On the other hand, it might be reasonable to react with a certain stress level if there is a conflict at hand in order to focus attention on the specific situation. Optimally, this reaction should be reactive, so that there is a cortisol increase during stress and a decrease after the stressor has disappeared. However, and in contrast to the aforementioned stereotypical reaction, cortisol responses in BPD patients are generally lower than those of healthy individuals, which could indicate a lack of HPA axis reactivity. And, prior research explained these blunted cortisol reactions by a changed development of the HPA axis due to childhood trauma. Hence, everyday social difficulties may no longer influence cortisol patterns in BPD patients due to extreme and dysfunctional cortisol responses in early childhood. Put another way, traumatic experiences in childhood may lead to a so-called “burn-out” of the HPA axis in BPD patients. This does not imply that all BPD patients have had traumatic experiences but suggests that traumatic experiences in childhood play an important role in HPA axis functioning over the life span. However, more longitudinal research on potential links between stress and trauma in BPD patients is needed before drawing causal conclusions.

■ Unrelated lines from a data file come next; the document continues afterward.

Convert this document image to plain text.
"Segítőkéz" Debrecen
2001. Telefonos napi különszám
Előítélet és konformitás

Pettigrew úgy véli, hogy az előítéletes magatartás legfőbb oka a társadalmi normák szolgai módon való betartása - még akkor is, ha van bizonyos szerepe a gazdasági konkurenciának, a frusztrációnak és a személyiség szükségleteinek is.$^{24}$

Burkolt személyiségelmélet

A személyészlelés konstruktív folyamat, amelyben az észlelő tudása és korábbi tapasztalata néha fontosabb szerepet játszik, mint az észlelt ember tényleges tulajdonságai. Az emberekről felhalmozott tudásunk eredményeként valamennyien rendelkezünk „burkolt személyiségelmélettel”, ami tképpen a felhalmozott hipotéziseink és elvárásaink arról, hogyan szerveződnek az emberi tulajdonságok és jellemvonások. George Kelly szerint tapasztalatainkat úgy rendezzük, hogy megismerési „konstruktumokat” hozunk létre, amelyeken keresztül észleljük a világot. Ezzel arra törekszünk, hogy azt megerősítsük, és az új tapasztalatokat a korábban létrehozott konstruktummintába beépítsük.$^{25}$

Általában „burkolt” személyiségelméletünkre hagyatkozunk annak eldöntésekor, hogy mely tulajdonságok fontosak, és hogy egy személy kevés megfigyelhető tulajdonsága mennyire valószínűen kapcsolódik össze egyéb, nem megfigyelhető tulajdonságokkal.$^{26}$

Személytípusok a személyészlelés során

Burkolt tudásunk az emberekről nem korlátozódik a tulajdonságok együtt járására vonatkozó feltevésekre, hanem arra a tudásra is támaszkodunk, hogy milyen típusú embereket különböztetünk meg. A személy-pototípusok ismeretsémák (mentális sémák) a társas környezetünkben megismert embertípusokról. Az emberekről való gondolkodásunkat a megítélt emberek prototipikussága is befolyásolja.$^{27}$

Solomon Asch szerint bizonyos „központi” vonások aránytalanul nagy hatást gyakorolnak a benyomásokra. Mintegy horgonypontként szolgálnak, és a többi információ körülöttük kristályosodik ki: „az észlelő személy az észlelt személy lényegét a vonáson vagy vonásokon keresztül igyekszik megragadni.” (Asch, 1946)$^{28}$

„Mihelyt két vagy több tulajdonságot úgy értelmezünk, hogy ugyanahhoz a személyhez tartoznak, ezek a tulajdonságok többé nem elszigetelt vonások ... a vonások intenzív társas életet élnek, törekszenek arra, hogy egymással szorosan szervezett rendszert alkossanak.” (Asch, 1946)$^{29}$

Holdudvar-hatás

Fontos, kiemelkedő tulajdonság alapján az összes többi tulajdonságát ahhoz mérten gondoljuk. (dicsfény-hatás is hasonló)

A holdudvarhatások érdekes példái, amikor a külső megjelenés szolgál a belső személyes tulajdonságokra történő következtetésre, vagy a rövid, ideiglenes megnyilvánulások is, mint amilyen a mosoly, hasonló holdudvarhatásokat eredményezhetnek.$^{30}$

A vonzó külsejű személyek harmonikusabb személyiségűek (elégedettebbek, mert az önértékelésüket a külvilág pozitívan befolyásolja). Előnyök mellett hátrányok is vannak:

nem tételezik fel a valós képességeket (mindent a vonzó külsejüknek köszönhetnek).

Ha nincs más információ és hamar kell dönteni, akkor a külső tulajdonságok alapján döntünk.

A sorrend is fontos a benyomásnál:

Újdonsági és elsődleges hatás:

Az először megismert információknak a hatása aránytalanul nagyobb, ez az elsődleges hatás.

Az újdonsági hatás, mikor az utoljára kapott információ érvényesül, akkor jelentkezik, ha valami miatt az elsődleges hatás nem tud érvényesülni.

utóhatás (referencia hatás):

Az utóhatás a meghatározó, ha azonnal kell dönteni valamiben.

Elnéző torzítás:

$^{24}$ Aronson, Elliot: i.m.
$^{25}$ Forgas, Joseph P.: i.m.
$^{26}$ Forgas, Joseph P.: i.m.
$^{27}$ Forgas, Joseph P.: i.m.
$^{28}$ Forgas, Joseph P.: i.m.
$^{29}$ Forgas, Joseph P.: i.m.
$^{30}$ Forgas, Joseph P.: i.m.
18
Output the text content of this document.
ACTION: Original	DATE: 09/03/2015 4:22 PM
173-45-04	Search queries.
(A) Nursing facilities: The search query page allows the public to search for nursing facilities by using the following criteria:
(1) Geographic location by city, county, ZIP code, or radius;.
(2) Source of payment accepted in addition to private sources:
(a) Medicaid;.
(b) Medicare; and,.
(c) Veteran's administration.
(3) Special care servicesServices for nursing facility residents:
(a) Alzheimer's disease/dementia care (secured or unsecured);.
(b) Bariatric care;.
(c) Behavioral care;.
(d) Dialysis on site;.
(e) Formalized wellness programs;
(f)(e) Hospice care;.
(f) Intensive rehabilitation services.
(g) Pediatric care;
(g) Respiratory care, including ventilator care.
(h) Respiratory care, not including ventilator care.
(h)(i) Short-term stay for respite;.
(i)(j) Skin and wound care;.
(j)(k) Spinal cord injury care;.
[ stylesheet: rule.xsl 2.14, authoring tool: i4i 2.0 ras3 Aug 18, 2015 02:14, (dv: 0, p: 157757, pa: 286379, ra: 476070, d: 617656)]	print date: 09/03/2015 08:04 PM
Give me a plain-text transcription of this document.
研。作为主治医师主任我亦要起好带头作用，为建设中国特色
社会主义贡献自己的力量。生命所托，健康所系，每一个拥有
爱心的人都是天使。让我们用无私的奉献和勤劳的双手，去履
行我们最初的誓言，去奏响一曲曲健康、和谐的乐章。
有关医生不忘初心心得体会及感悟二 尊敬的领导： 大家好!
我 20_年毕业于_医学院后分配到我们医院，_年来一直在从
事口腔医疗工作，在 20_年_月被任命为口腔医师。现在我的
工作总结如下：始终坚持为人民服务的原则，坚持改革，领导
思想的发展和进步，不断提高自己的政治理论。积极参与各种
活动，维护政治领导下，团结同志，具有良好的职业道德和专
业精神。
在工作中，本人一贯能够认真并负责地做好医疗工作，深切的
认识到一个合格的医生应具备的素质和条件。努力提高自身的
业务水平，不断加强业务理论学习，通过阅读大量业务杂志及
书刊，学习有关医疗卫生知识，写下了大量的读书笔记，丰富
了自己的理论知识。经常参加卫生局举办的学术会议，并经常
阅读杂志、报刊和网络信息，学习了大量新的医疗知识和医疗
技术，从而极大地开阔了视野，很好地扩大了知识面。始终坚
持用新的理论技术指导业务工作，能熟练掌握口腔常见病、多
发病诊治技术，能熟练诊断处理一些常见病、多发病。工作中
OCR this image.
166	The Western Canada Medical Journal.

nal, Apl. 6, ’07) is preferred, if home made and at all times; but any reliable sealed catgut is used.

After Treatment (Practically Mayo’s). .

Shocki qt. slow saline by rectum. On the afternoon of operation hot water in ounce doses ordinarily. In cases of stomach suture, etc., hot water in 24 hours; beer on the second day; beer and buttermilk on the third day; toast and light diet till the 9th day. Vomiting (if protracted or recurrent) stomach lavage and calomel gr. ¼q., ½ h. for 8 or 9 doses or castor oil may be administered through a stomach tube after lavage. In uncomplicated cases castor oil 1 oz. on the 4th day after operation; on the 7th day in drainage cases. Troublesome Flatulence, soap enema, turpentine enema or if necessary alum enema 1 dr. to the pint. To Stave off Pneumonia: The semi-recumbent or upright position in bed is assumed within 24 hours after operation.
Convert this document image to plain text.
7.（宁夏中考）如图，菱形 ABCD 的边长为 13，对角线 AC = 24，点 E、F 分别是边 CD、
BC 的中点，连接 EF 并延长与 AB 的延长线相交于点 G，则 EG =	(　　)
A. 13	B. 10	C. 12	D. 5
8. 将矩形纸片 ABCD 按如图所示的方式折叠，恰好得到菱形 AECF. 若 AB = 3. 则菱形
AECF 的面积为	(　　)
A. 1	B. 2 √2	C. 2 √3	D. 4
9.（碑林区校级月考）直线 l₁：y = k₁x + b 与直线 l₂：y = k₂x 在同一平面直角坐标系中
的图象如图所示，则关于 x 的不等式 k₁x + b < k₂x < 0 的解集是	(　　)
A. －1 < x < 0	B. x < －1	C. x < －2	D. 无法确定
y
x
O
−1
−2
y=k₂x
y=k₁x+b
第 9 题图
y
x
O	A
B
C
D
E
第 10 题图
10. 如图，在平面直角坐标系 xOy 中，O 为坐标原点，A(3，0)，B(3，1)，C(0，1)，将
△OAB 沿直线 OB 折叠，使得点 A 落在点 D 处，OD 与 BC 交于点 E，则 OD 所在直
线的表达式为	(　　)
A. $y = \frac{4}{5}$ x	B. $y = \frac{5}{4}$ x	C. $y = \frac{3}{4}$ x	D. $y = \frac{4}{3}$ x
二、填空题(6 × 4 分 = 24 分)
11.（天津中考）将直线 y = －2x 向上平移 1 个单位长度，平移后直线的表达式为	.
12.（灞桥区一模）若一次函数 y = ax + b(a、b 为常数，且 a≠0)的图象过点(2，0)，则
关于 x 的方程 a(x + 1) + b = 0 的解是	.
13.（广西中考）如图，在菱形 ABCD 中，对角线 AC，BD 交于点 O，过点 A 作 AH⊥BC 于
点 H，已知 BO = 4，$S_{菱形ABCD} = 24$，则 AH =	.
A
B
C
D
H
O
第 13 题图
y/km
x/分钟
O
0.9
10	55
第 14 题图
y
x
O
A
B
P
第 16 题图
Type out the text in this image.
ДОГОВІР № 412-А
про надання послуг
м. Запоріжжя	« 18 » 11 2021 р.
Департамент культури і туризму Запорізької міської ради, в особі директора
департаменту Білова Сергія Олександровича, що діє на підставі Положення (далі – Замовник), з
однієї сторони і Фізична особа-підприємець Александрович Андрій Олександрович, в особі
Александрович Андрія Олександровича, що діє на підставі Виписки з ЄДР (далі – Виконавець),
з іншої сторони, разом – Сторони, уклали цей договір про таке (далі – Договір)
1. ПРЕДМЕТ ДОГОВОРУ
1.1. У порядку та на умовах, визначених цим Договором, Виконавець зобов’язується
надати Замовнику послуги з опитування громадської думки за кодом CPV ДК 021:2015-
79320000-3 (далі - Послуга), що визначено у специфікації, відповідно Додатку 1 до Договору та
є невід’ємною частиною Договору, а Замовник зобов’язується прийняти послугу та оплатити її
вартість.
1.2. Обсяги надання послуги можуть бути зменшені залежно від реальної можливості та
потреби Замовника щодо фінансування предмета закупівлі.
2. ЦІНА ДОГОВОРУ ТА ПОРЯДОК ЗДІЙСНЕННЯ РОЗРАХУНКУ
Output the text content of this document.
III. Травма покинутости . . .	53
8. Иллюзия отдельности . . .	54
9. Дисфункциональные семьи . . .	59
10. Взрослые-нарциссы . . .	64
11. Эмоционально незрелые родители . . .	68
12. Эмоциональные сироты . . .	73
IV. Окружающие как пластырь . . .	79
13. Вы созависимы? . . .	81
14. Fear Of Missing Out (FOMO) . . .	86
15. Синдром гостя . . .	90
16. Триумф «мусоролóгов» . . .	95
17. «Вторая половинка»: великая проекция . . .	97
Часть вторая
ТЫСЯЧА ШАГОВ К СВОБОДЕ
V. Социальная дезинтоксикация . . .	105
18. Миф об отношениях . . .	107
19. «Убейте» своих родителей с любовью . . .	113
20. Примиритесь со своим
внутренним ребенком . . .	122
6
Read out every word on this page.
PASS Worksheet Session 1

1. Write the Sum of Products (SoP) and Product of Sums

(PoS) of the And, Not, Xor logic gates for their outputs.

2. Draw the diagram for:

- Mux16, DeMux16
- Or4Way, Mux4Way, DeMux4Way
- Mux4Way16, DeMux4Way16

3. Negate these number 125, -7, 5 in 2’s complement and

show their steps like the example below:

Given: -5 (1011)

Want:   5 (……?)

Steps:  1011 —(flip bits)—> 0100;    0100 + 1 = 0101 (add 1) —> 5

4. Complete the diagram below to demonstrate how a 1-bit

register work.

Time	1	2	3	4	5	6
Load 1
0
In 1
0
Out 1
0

And last but not least, we found no differences when analyzing one-time cortisol measurements and measurements based on pharmacological challenges. We hypothesized that these methods are not sensitive enough when investigating cortisol patterns in BPD patients. However, at the present time, it is difficult to say whether these cortisol profiles are non-specific due to the testing procedures or due to the HPA axis profiles of BPD patients. Nonetheless, and owing to a remarkable potential of stress hormones for prevention and treatment research, it is much to be hoped that additional research examines HPA axis functioning of BPD patients as closely as possible.

The findings are described in the article entitled Hypothalamic-Pituitary-Adrenal Axis Functioning in Borderline Personality Disorder: A Meta-Analysis, recently published in Neuroscience and Biobehavioral Reviews. This work was conducted by Elisa Drews, Eric A. Fertuck, Julian Koenig, Michael Kaess, and Arnoud Arntz.